“We want our country back,” said Denise during a conversation by her camper the next day. “We want it back the way it was intended to be run, not as a profitable organization for the few.”
Denise traveled to Maryland from Tennessee with her two housemates in an aging motorhome. Every day of the convoy except one, she has driven the massive vehicle with The People’s Convoy. She missed one day due to mechanical problems.

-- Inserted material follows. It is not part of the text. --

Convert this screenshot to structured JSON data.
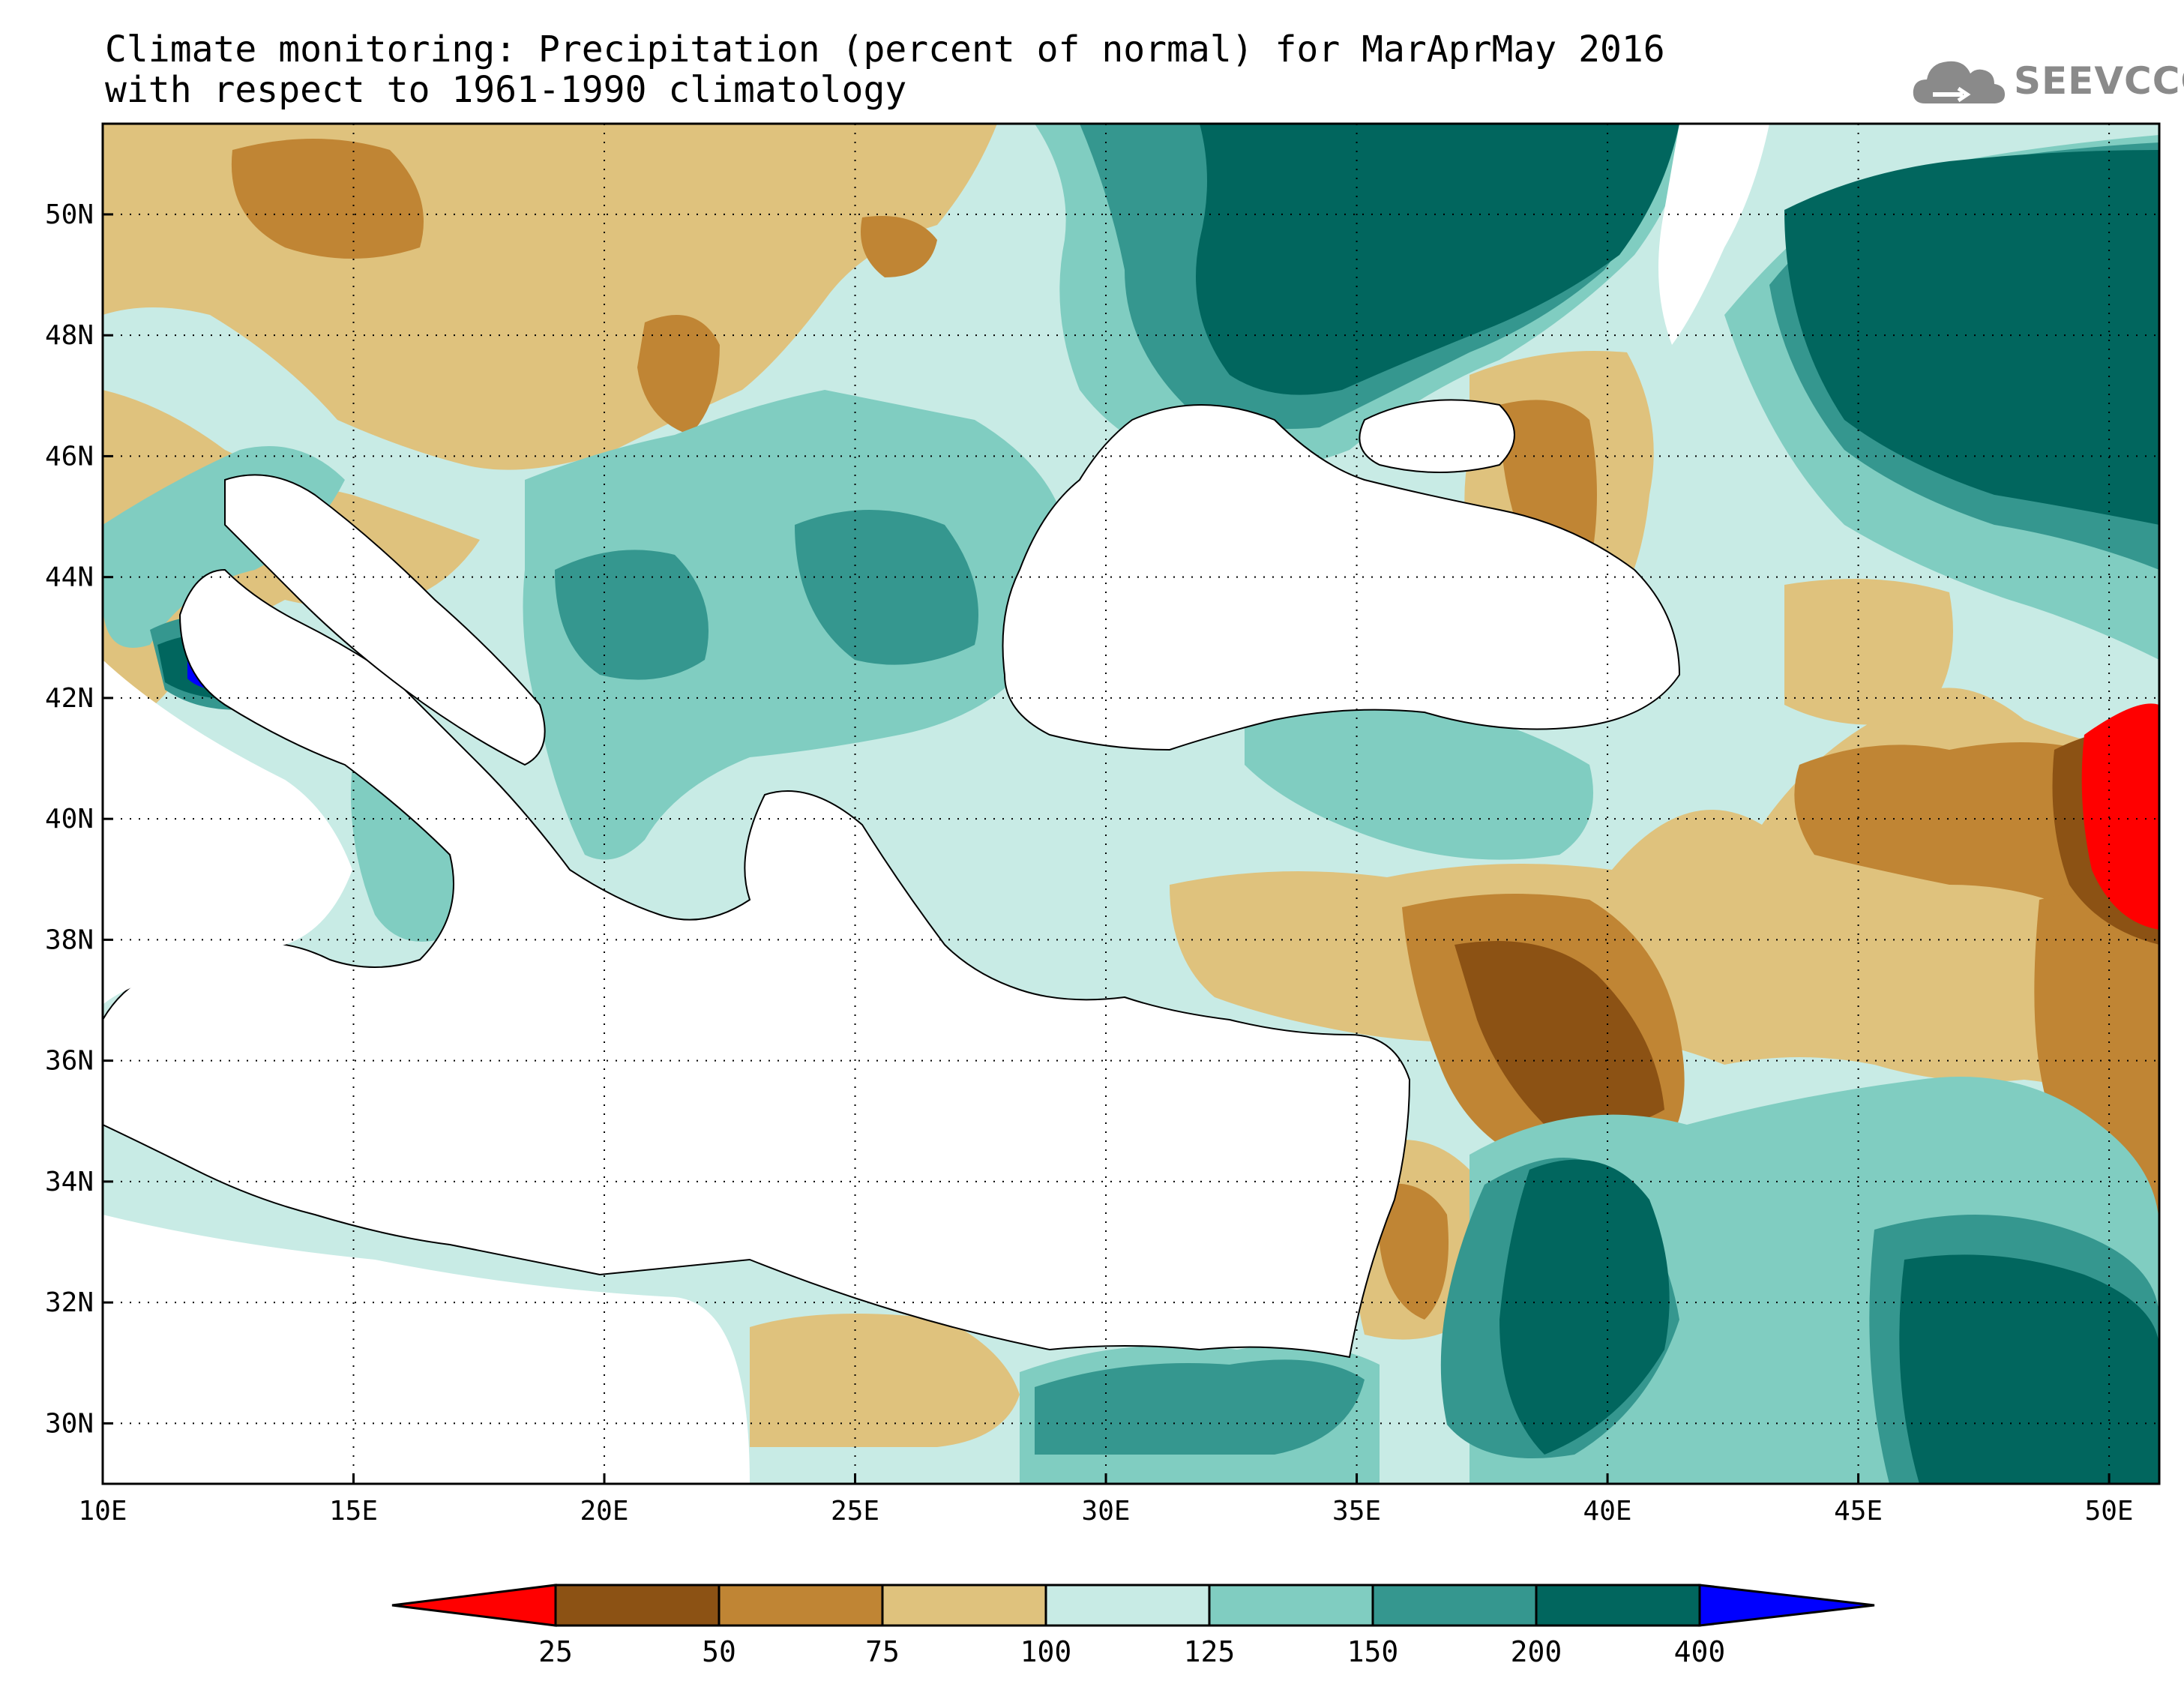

“Many people have never heard of this. So even though we’re here, [the mainstream media] is still trying to keep it quiet. But how long can you keep it quiet?” Though many in power have been successful in spreading select narratives through various mainstream and social media channels, she noted, “If they can spread a virus like that, we ought to be able to spread the good stuff.”
From her camping chair nearby, Denise’s friend Darleen added, “We’ve gotta try. We have to try.”
These women are retired and should be exhausted from their past battles with cancer and COVID, but they are ready for another battle, one affecting many beyond themselves – the battle for their country. They have been through decades of ups and downs, but dramatic social, economic, and policy changes over the past few years have them particularly concerned.
“And the price of everything. If I was just living by myself, I couldn’t afford to live,” said Denise. “And with the three of us, we’re struggling now where we’ve never struggled before.”
When asked if the convoy could change any of this, she responded, “I think it’s worth a shot because nothing else has worked.”
Darleen added emphatically, “Doing nothing is not an option.”